Однако если я готов, позабыв о брезгливости, натянуть на себя этот заношенный и пропахший тысячелетним невежеством азям и носить его, делая вид, как и все, что мне удобно и легко в нем, то измениться при этом внутренне я не в состоянии. Я не могу понять, а потому и согласиться, скажем, с тем, что именно православие только одно истинно; что все остальные христиане, а также неверующие (в личных достоинствах которых я, впрочем, убежден) находятся во лжи, в прелести и дьявольском наваждении, что их взгляды непременно ересь или заблуждение, которому нет места не только в Храме, но и в моем сознании; что я почему-то должен относиться непременно отрицательно и к их правде и к их вере. Почему? Мы крестимся так, а они иначе, они иначе ходят вокруг алтаря или поют «аллилуйя», у них папа, а у нас патриарх и Дух, исходящий от Отца, а не от Отца и Сына, — но разве нет главного, которое все примиряет? И разве я пришел сюда затем, чтобы променять бесправие внешнее на еще более отвратительное — внутреннее; затем, чтобы, не будучи в состоянии жить свободным, отказаться и от свободы думать? Но разве это не прямой путь к кострам, которыми при тишайшем Алексее Михайловиче выверяли истину и которые сегодня, в гуманную пору, так легко заменяются лагерями и каторжными тюрьмами? И потому я утверждаю первым условием необходимость экуменизма, — утверждаю, не успев стать ни православным, ни католиком, ни протестантом, не поняв трагедии нашего раскола, ибо не вижу во всем этом никакого здравого и отвечающего духу времени объяснения, кроме того, по которому, говоря словами Толстого, «сумские гусары считают, что первый полк в мире Сумский гусарский, а желтые уланы считают, что первый полк в мире — это желтые уланы».

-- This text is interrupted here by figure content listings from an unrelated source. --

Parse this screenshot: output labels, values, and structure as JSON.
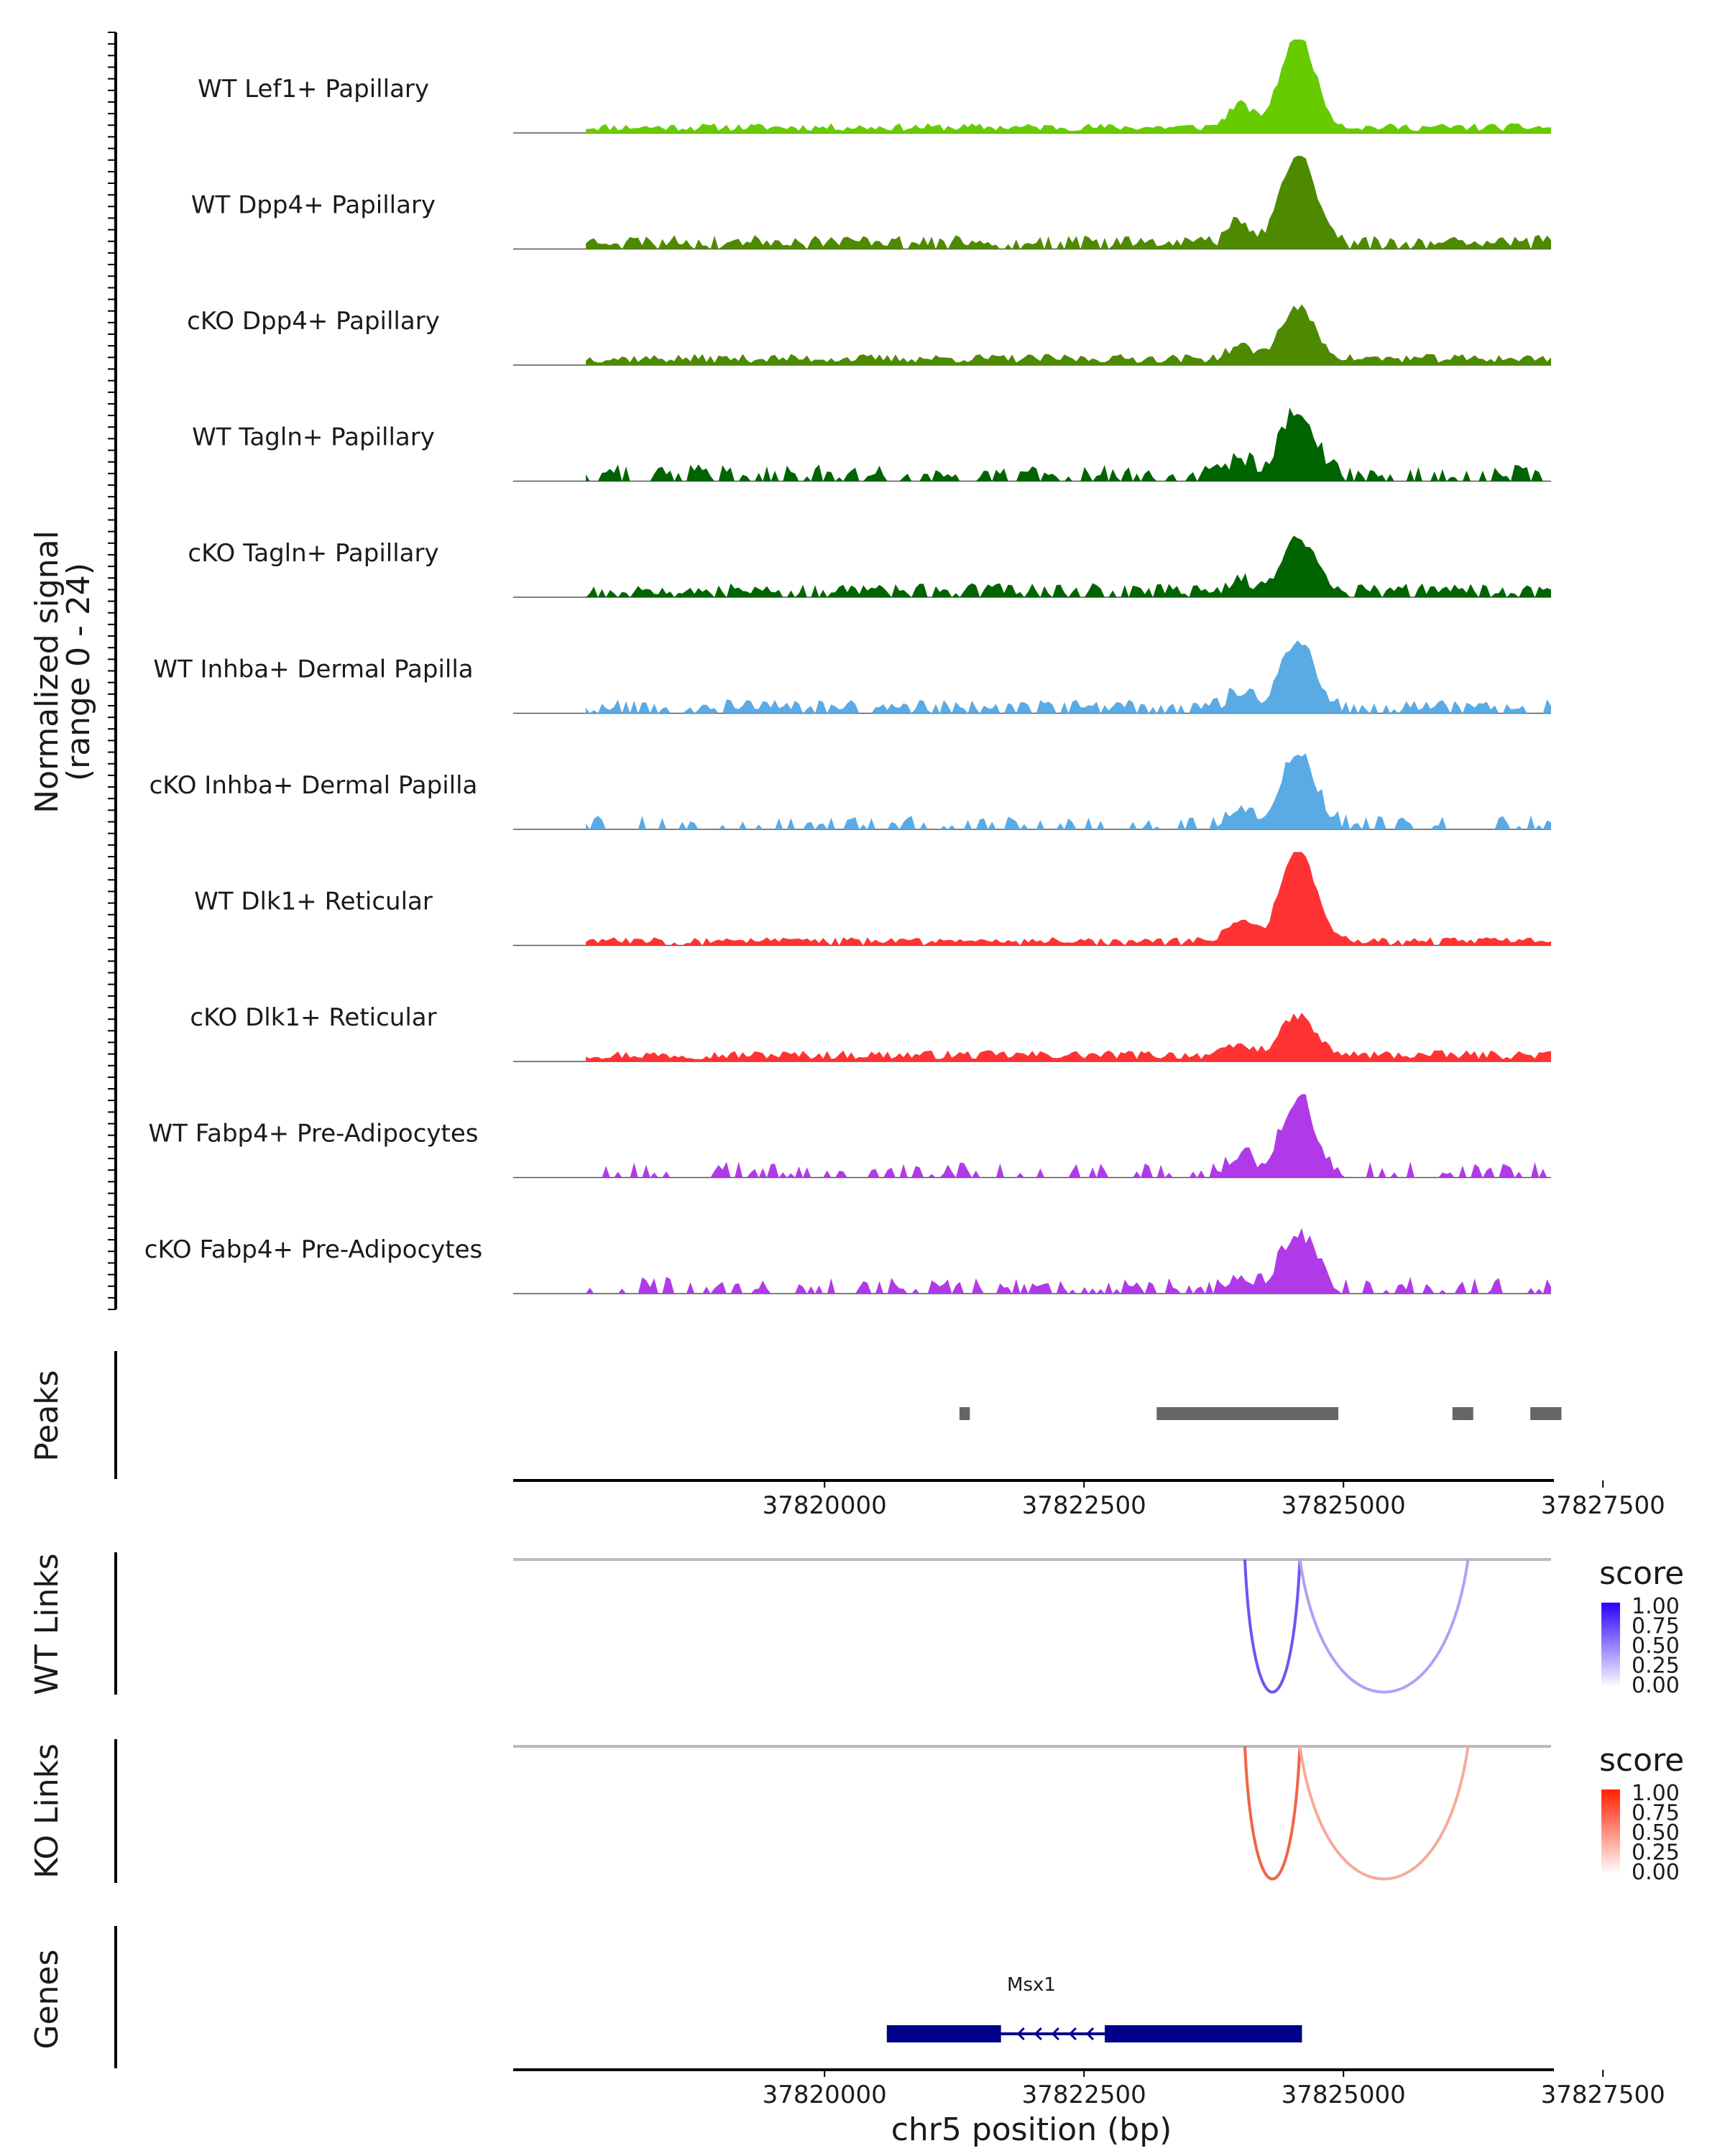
{
  "chart_data": {
    "type": "area",
    "region": "chr5",
    "x_range": [
      37817000,
      37827000
    ],
    "signal_axis_label_line1": "Normalized signal",
    "signal_axis_label_line2": "(range 0 - 24)",
    "y_range": [
      0,
      24
    ],
    "tracks": [
      {
        "name": "WT Lef1+ Papillary",
        "color": "#66cc00",
        "peak": 1.0,
        "base": 0.07,
        "seed": 11,
        "sparse": 0
      },
      {
        "name": "WT Dpp4+ Papillary",
        "color": "#4d8a00",
        "peak": 0.95,
        "base": 0.1,
        "seed": 23,
        "sparse": 0.1
      },
      {
        "name": "cKO Dpp4+ Papillary",
        "color": "#4d8a00",
        "peak": 0.55,
        "base": 0.08,
        "seed": 37,
        "sparse": 0
      },
      {
        "name": "WT Tagln+ Papillary",
        "color": "#006400",
        "peak": 0.72,
        "base": 0.12,
        "seed": 41,
        "sparse": 0.45
      },
      {
        "name": "cKO Tagln+ Papillary",
        "color": "#006400",
        "peak": 0.55,
        "base": 0.1,
        "seed": 53,
        "sparse": 0.2
      },
      {
        "name": "WT Inhba+ Dermal Papilla",
        "color": "#5aaae6",
        "peak": 0.75,
        "base": 0.1,
        "seed": 67,
        "sparse": 0.25
      },
      {
        "name": "cKO Inhba+ Dermal Papilla",
        "color": "#5aaae6",
        "peak": 0.8,
        "base": 0.1,
        "seed": 71,
        "sparse": 0.65
      },
      {
        "name": "WT Dlk1+ Reticular",
        "color": "#ff3333",
        "peak": 1.0,
        "base": 0.06,
        "seed": 83,
        "sparse": 0.05
      },
      {
        "name": "cKO Dlk1+ Reticular",
        "color": "#ff3333",
        "peak": 0.42,
        "base": 0.08,
        "seed": 97,
        "sparse": 0
      },
      {
        "name": "WT Fabp4+ Pre-Adipocytes",
        "color": "#b03ae8",
        "peak": 0.8,
        "base": 0.12,
        "seed": 101,
        "sparse": 0.65
      },
      {
        "name": "cKO Fabp4+ Pre-Adipocytes",
        "color": "#b03ae8",
        "peak": 0.6,
        "base": 0.12,
        "seed": 113,
        "sparse": 0.55
      }
    ],
    "peaks_label": "Peaks",
    "peaks": [
      [
        37821300,
        37821400
      ],
      [
        37823200,
        37824950
      ],
      [
        37826050,
        37826250
      ],
      [
        37826800,
        37827100
      ]
    ],
    "x_ticks": [
      37820000,
      37822500,
      37825000,
      37827500
    ],
    "x_tick_labels": [
      "37820000",
      "37822500",
      "37825000",
      "37827500"
    ],
    "xlabel": "chr5 position (bp)",
    "wt_links_label": "WT Links",
    "ko_links_label": "KO Links",
    "links": [
      {
        "start": 37824050,
        "end": 37824580,
        "score": 0.8
      },
      {
        "start": 37824580,
        "end": 37826200,
        "score": 0.25
      }
    ],
    "wt_link_color": "#5b36f0",
    "ko_link_color": "#ee4c2a",
    "legend_title": "score",
    "legend_ticks": [
      "1.00",
      "0.75",
      "0.50",
      "0.25",
      "0.00"
    ],
    "genes_label": "Genes",
    "gene": {
      "name": "Msx1",
      "start": 37820600,
      "end": 37824600,
      "strand": "-",
      "exons": [
        [
          37820600,
          37821700
        ],
        [
          37822700,
          37824600
        ]
      ],
      "color": "#00008b"
    }
  }
}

Модель эта только внешне напоминает «Исповедь» Л. Толстого. Семья, наука, дело, спасение человечества — все «только обман и глупый обман», писал Толстой, — «ничего даже нет смешного и остроумного, — а просто жестоко и глупо»; все религиозные и философские системы — от Соломона, буддизма, античности до Канта и Шопенгауэра, подвергнутые неистовому рациональному анализу, — все они только подтверждали чудовищную нелепость жизни, ибо смотр им устроил человек, не умеющий отрешиться от своей рассудочности. Путь веры, попытка понять феномен сознания миллионов и миллионов простых людей — не «философов и ученых», нашедших этот смысл в каком-то невероятном «презренном, ложном знании», этот путь и был для Толстого единственным выходом, возможностью уйти от петли, ножа или железных рельсов. Его дальнейшая трагедия — отрицание Церкви, ее Истины, невозможность понять Воплощение и Воскресение, первородный грех и Искупление, его смущение перед Таинствами — открывают все ту же структуру человекобожества, неспособного отказаться от Искушений, все тот же путь соблазна, с неминуемой железной логикой завершающийся антихристом и Великим Инквизитором. И все же в бесстрашной искренности Толстого не было никакой корысти или, мягче говоря, какого бы то ни было личного расчета, его душа страстно жаждала постичь хоть какой-то смысл существования, не уничтожавшийся неизбежностью смерти.
В описанной же мною современной модели, при всей схожести итогов, нет этого онтологизма толстовской трагедии — здесь не желают внимать опыту, даже близкому, здесь все оборачивается мирской суетностью, морализаторскими софизмами возвращающего «билет» Ивана Карамазова. Не успев переступить порог Храма, я предъявляю Церкви претензии за слезу ребенка, не дав себе труда задуматься над тем, что вне Церкви я никогда не смогу постичь, почему его замучили, как не смогу и утереть эту слезу; не понимая, что мой морализм, моя жажда «справедливости», моя мечта создать рай на земле уже обернулись в нашем опыте морем слез и что даже толстовский мирской морализм, такой чистый и бескорыстный по сравнению с моим, есть основания считать (см. вторые «Вехи» — «Из глубины») одним из источников философии русской революции с ее требованием немедленного и полного осуществления добра на земле и с ее реальными результатами.